The domination by Lyssons might have camouflaged the absence of track footwear by some of the lowly-placed schools, but it was not what I had expected at this stage of Jamaica’s athletic development.

Training surfaces are already bad at a vast majority of Jamaica’s institutions of primary learning. The tough soil makeup, many of them grassless, riddled with gravel and stones, causes injuries to athletes that they could avoid if investments were made by the State, from what is creamed off through corruption each year. To compound those challenges, far too many do not have proper running gear in their quest to do the best for their schools, and it gets worse when they have to compete on a track that is foreign in nature to them.

That is why the programme at Lyssons must be singled out for special mention. My count of the bare-footed warriors did not include or involve one single Lyssons athlete, although I could have missed something.

To Lyssons, preparation was the key to success, and it appeared that they had most of what was needed in place at their disposal – grassed surfaces, regular sand training, ice baths, nutrition, proper gear, rehydration fluids (not including bag juice), among other tools of success.

Addressing footwear for other schools, though, remains an issue that must be handled by State officials who are in that area of Jamaica’s growth in sport. It is not as difficult as it may seem to some.

Dr Aggrey Irons 

None came close to Dr Aggrey Irons 

It appears that not one week is allowed to pass when one of Jamaica’s greats does not quit the race of life and leaves us in sadness.

The latest to make the journey to the unknown is the affable Dr Aggrey Irons, top-notch psychiatrist, lover of sport, musician, and uncertified comedian.

The former St George’s College goalkeeper and Stony Hill, St Andrew resident, could be described in many other ways.

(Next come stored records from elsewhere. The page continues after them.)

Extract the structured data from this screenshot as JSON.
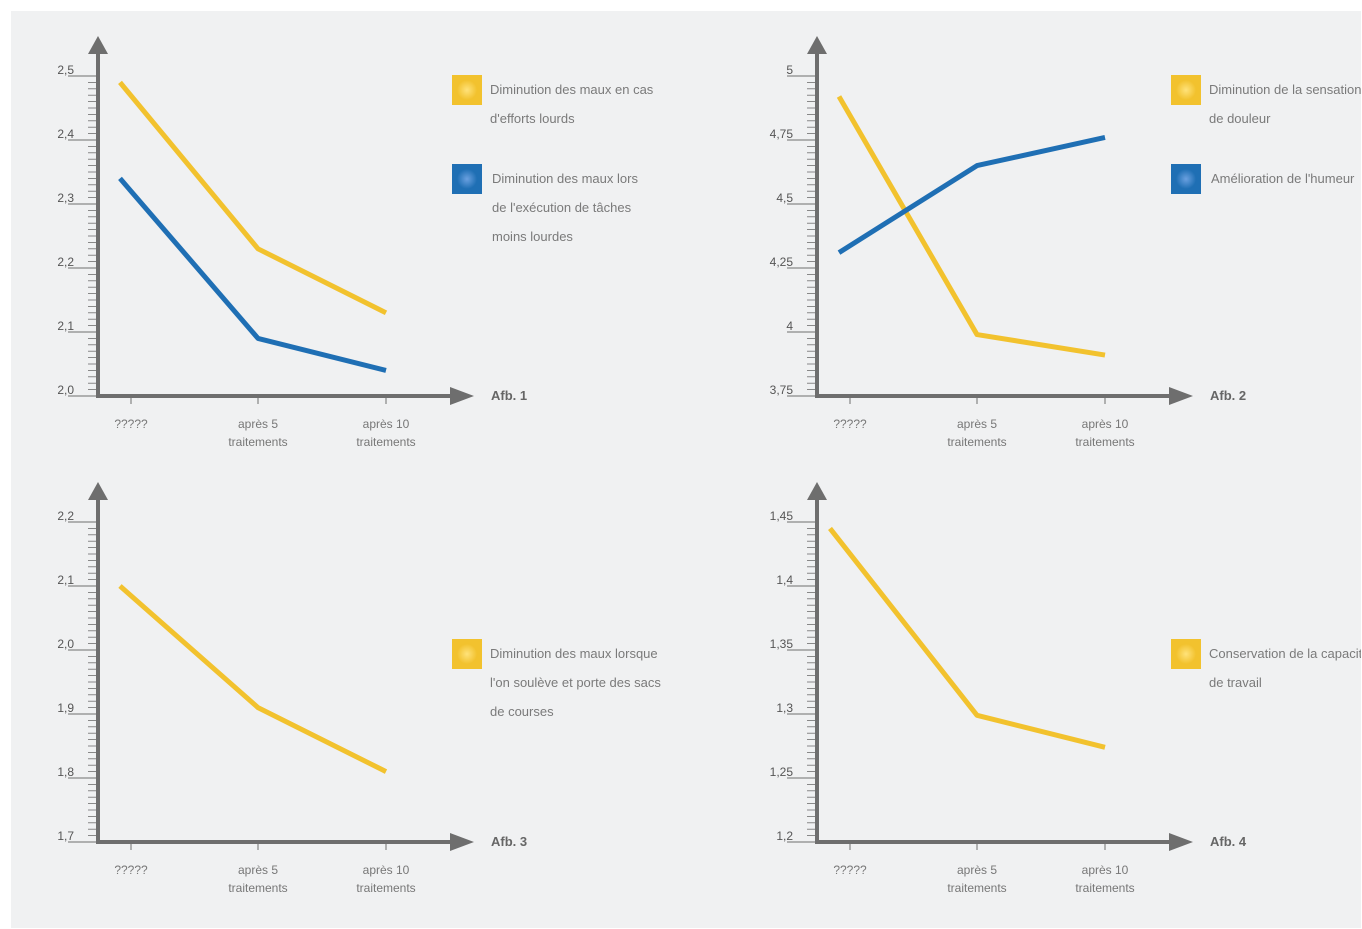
{
  "colors": {
    "yellow": "#f2c22e",
    "blue": "#1f6fb4",
    "axis": "#6e6e6e"
  },
  "chart_data": [
    {
      "type": "line",
      "categories": [
        "?????",
        "après 5\ntraitements",
        "après 10\ntraitements"
      ],
      "ylim": [
        2.0,
        2.5
      ],
      "yticks": [
        "2,0",
        "2,1",
        "2,2",
        "2,3",
        "2,4",
        "2,5"
      ],
      "ytick_values": [
        2.0,
        2.1,
        2.2,
        2.3,
        2.4,
        2.5
      ],
      "label": "Afb. 1",
      "series": [
        {
          "name": "Diminution des maux en cas d'efforts lourds",
          "color": "yellow",
          "values": [
            2.49,
            2.23,
            2.13
          ]
        },
        {
          "name": "Diminution des maux lors de l'exécution de tâches moins lourdes",
          "color": "blue",
          "values": [
            2.34,
            2.09,
            2.04
          ]
        }
      ],
      "legend": [
        {
          "lines": [
            "Diminution des maux en cas",
            "d'efforts lourds"
          ],
          "color": "yellow"
        },
        {
          "lines": [
            "Diminution des maux lors",
            "de l'exécution de tâches",
            "moins lourdes"
          ],
          "color": "blue"
        }
      ]
    },
    {
      "type": "line",
      "categories": [
        "?????",
        "après 5\ntraitements",
        "après 10\ntraitements"
      ],
      "ylim": [
        3.75,
        5.0
      ],
      "yticks": [
        "3,75",
        "4",
        "4,25",
        "4,5",
        "4,75",
        "5"
      ],
      "ytick_values": [
        3.75,
        4.0,
        4.25,
        4.5,
        4.75,
        5.0
      ],
      "label": "Afb. 2",
      "series": [
        {
          "name": "Diminution de la sensation de douleur",
          "color": "yellow",
          "values": [
            4.92,
            3.99,
            3.91
          ]
        },
        {
          "name": "Amélioration de l'humeur",
          "color": "blue",
          "values": [
            4.31,
            4.65,
            4.76
          ]
        }
      ],
      "legend": [
        {
          "lines": [
            "Diminution de la sensation",
            "de douleur"
          ],
          "color": "yellow"
        },
        {
          "lines": [
            "Amélioration de l'humeur"
          ],
          "color": "blue"
        }
      ]
    },
    {
      "type": "line",
      "categories": [
        "?????",
        "après 5\ntraitements",
        "après 10\ntraitements"
      ],
      "ylim": [
        1.7,
        2.2
      ],
      "yticks": [
        "1,7",
        "1,8",
        "1,9",
        "2,0",
        "2,1",
        "2,2"
      ],
      "ytick_values": [
        1.7,
        1.8,
        1.9,
        2.0,
        2.1,
        2.2
      ],
      "label": "Afb. 3",
      "series": [
        {
          "name": "Diminution des maux lorsque l'on soulève et porte des sacs de courses",
          "color": "yellow",
          "values": [
            2.1,
            1.91,
            1.81
          ]
        }
      ],
      "legend": [
        {
          "lines": [
            "Diminution des maux lorsque",
            "l'on soulève et porte des sacs",
            "de courses"
          ],
          "color": "yellow"
        }
      ]
    },
    {
      "type": "line",
      "categories": [
        "?????",
        "après 5\ntraitements",
        "après 10\ntraitements"
      ],
      "ylim": [
        1.2,
        1.45
      ],
      "yticks": [
        "1,2",
        "1,25",
        "1,3",
        "1,35",
        "1,4",
        "1,45"
      ],
      "ytick_values": [
        1.2,
        1.25,
        1.3,
        1.35,
        1.4,
        1.45
      ],
      "label": "Afb. 4",
      "series": [
        {
          "name": "Conservation de la capacité de travail",
          "color": "yellow",
          "values": [
            1.445,
            1.299,
            1.274
          ]
        }
      ],
      "legend": [
        {
          "lines": [
            "Conservation de la capacité",
            "de travail"
          ],
          "color": "yellow"
        }
      ]
    }
  ]
}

He was just about everything … most times turning serious things into jokes and lifting the day of so many who are down and almost out with remarks that change their mood right away.

Sometimes I had to wonder if I should ever take him seriously. While he chaired the Chase Foundation committee that decided the winner of the Courtney Walsh Award for Excellence, he had a way of solving issues by injecting his inimitable style into the proceedings. 

Committee members like Dr Walton Small representing ISSA, Mike Fennell from Independence Park Ltd, Billy Heaven from CHASE Fund, and myself representing the Press Association of Jamaica, were often left in awe in respect of his style.

There are countless other stories about this outstanding Jamaican. They, I am sure, will be told soon.